DD725, a Van Hool Astromega of 2013. Photo
No double-decks for Greyhound though but vehicles are a far cry from the Scenic Cruises of the 50s, Canadian built Prevosts and MCI (Motor Coach Industries) being used. Nothing lightweight about these beauties, but they are comfortable vehicles. Greyhound fares are more expensive between $28 and $37 depending on the time of travel, whilst journey times are somewhat slower, due to many more stops than the Megabus route, at between 7 hrs 15 and 8 hrs 35.
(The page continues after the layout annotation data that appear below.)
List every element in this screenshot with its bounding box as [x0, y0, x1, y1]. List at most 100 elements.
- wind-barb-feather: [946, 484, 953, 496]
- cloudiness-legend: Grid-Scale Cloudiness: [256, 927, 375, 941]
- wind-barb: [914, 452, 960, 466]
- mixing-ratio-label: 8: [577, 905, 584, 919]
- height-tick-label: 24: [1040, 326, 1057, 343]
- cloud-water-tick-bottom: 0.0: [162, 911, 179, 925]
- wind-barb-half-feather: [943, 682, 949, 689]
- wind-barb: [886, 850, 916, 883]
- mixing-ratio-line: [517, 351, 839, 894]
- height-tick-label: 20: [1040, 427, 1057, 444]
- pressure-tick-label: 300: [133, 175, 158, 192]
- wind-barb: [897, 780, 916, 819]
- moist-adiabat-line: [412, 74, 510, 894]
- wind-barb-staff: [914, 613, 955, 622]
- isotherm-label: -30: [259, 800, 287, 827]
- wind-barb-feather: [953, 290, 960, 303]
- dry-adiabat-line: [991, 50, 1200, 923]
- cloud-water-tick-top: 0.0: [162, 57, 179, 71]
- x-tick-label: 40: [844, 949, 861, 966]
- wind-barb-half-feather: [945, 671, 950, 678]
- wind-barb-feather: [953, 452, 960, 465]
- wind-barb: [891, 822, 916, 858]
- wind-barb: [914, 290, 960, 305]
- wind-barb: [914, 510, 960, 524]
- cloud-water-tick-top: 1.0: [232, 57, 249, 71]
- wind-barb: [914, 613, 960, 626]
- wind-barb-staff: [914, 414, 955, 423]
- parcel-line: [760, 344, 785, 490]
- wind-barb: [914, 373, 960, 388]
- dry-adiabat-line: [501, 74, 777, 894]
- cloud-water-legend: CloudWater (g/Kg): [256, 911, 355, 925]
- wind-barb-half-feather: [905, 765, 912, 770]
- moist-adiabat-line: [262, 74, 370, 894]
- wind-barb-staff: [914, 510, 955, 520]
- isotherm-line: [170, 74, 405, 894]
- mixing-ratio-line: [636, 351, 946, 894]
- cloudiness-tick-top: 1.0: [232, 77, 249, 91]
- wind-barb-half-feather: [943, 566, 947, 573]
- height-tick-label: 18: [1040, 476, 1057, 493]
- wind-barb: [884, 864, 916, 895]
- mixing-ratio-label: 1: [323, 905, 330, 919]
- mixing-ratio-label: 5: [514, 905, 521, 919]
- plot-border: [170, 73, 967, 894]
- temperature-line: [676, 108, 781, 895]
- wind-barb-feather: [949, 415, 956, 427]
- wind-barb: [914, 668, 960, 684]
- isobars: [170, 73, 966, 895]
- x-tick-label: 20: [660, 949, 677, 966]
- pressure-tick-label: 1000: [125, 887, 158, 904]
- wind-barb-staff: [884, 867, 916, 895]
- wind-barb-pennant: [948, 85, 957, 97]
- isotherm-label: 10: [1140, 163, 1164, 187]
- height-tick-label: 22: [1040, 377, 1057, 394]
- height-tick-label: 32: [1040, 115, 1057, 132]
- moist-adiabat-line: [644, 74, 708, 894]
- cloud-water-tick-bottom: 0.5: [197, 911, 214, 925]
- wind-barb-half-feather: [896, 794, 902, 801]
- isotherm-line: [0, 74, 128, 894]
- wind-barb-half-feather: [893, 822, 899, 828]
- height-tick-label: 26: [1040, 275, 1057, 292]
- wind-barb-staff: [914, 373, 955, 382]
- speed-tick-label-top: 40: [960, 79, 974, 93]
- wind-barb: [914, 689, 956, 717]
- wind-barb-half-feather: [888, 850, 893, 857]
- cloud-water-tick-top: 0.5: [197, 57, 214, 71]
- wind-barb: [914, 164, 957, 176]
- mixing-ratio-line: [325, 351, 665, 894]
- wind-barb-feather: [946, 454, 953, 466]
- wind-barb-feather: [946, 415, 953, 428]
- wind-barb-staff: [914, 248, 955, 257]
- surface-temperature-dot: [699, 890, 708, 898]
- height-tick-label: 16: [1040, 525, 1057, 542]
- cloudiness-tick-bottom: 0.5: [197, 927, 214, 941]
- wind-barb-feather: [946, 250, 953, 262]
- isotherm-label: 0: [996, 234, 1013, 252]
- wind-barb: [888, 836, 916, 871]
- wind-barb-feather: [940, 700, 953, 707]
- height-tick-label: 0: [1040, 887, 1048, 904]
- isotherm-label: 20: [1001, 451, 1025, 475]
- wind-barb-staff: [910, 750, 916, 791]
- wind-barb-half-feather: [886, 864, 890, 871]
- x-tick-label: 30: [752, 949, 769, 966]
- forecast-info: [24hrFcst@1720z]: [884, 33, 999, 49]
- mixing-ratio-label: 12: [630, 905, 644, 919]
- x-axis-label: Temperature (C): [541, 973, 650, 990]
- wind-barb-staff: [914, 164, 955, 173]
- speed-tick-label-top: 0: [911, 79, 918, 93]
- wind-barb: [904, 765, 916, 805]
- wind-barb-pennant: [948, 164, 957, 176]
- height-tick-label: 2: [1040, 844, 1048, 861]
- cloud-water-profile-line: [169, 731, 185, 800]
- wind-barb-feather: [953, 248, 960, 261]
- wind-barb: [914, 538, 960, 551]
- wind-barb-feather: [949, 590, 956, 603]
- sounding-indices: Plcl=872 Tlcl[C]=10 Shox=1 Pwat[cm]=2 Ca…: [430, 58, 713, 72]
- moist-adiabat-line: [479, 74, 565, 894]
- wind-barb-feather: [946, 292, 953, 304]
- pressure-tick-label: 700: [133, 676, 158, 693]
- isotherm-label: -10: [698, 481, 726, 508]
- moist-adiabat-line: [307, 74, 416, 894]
One of a batch of 90 Prevost X3-45’s recently delivered to Greyhound. Photo RVBusiness.com
Notwithstanding the hassle of driving and the obvious annual running costs, the trip by car is reasonably cheap and easy. I would expect to pay $19 for gas (petrol) and, depending on the time of day, make the trip in about 4 to 5 hrs. Within a couple of miles of my home I hit Interstate 85, switch to cruise control, then the I-95, the same route as Megabus but without the diversion into Richmond VA.
In conclusion, it can be seen that the Megabus option is attractive to many.
Finally a photograph of Durham Station. Opened in 2008. It serves all local, inter-city bus services and Amtrak. The Railroad station can be seen center right.